The deep and superficial fat pads of the face change over time, especially in your 20s, but once buccal fat is removed, it doesn’t replenish. “Your body can’t make more,” Dr. Levine says. That means additional cosmetic procedures may be needed to restore volume in the cheeks if desired. “Five years from now, we may find that dermal fillers have become popular to correct previous buccal fat pad augmentation,” says board-certified dermatologist Elyse Love, MD, FAAD.
For Sam, that’s what makes the procedure one of their “biggest regrets.”
What to Keep in Mind Before Getting a Buccal Fat Removal Procedure
Surgical options for reversing buccal fat removal exist but are limited. Fat grafting, volume-replacement fillers, biostimulatory fillers (which give a short-term plumping effect, such as Sculptra), and hyperdilute Radiesse (which is just Radiesse that has been thinned with saline solution and lidocaine) are some of the most common remedies. “The patient may also need lifting with procedures, such as Ultherapy or even a surgical facelift,” Dr.
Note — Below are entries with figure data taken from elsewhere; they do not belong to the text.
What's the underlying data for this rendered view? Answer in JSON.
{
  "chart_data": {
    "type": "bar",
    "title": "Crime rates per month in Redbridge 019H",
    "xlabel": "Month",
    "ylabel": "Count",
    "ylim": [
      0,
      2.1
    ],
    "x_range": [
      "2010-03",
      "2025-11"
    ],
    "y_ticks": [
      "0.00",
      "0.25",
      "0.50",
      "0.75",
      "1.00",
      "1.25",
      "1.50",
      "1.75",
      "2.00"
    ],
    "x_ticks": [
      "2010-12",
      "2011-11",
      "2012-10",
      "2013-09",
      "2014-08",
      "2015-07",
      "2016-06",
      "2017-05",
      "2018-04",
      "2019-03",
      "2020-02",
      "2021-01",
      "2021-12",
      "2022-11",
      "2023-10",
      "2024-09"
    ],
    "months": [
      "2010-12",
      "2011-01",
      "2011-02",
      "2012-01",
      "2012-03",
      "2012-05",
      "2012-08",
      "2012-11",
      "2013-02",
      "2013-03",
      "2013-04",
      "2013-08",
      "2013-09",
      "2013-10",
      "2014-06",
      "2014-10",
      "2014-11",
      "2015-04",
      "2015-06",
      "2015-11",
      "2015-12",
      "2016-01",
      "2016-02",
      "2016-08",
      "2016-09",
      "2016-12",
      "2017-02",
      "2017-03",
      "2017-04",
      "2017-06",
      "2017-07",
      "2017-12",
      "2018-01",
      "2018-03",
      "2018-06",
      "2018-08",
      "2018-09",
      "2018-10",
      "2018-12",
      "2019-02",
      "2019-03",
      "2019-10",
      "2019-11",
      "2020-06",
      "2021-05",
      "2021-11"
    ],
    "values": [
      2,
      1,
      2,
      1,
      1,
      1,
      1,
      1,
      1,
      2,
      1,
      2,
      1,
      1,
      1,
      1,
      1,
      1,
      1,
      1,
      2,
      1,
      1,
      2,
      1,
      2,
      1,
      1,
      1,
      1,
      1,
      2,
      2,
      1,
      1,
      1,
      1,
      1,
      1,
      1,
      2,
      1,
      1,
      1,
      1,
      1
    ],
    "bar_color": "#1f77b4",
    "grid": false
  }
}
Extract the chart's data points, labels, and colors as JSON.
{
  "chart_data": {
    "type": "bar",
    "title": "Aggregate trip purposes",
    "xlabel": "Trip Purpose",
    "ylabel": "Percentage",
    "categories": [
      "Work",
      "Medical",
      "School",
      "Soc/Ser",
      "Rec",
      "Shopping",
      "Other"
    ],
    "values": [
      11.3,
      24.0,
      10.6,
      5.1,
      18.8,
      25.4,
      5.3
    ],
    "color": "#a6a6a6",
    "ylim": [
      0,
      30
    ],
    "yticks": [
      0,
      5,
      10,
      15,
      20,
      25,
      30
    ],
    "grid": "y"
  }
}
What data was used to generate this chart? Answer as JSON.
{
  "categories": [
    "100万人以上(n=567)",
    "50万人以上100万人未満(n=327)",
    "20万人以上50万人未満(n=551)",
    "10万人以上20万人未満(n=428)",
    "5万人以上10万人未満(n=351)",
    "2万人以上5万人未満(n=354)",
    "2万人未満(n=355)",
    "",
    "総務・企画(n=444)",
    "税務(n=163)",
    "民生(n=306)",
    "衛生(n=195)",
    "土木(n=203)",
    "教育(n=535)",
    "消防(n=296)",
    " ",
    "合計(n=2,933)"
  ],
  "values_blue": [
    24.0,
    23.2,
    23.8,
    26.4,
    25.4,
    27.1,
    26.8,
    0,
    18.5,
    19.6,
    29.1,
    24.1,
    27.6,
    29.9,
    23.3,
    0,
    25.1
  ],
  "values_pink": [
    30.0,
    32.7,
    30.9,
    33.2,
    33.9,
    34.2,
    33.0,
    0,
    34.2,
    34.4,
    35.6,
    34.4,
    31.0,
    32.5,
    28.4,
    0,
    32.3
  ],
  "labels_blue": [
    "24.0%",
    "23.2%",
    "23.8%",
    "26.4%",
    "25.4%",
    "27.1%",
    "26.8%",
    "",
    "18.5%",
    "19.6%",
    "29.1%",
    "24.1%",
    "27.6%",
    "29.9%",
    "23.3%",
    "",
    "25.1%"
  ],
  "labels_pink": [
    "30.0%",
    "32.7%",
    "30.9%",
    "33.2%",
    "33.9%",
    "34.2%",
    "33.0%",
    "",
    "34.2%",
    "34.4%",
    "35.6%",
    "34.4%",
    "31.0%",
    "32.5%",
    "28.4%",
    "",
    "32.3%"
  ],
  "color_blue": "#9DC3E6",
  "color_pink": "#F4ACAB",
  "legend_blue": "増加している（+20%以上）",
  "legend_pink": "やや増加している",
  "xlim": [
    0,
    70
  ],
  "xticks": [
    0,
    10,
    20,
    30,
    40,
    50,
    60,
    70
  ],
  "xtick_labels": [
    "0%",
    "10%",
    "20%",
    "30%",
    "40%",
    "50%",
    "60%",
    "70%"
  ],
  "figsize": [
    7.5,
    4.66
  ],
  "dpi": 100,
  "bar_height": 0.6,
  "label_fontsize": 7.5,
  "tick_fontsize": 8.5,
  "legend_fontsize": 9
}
Levine says. (Ultherapy is a procedure for treating wrinkles in the neck and chest.)
Determining if you’re the right fit for this procedure is less about age and more about your specific anatomy and end goal. “There are certainly patients that would benefit from buccal fat removal,” Dr. Levine says. The procedure itself isn’t bad — it just shouldn’t be a trend. “The biggest concern with the buccal fat pad removal trend is that it is a permanent solution to a current aesthetic trend,” Dr. Love says.
The permanency of the procedure needs to be top of mind — as it should be for all plastic-surgery solutions. This isn’t something you can play and experiment with without risk. Dr. Levine echos this sentiment by saying, “It is important that permanent procedures are not performed as part of a trend.”
If you are unhappy with your face shape or the volume in your cheeks and this has been the case for quite some time, buccal fat removal may be a great, safe, and effective solution. You also may have other, less permanent options available to you.
“There are other combinations of procedures that can produce a sculpted look without buccal fat removal,” Dr. Levine says. This includes Evoke (facial remodeling technology that targets the tissue and muscles under the skin), masseter Botox (aka jaw Botox), and chin and cheek filler. Botox and filler offer a long-term yet still temporary solution for approximately six to 12 months in the case of filler and four to six months for Botox. No matter which route you choose, it’s best to consult with a certified doctor who specializes in the procedure.
*Name has been changed at the request of the interviewee.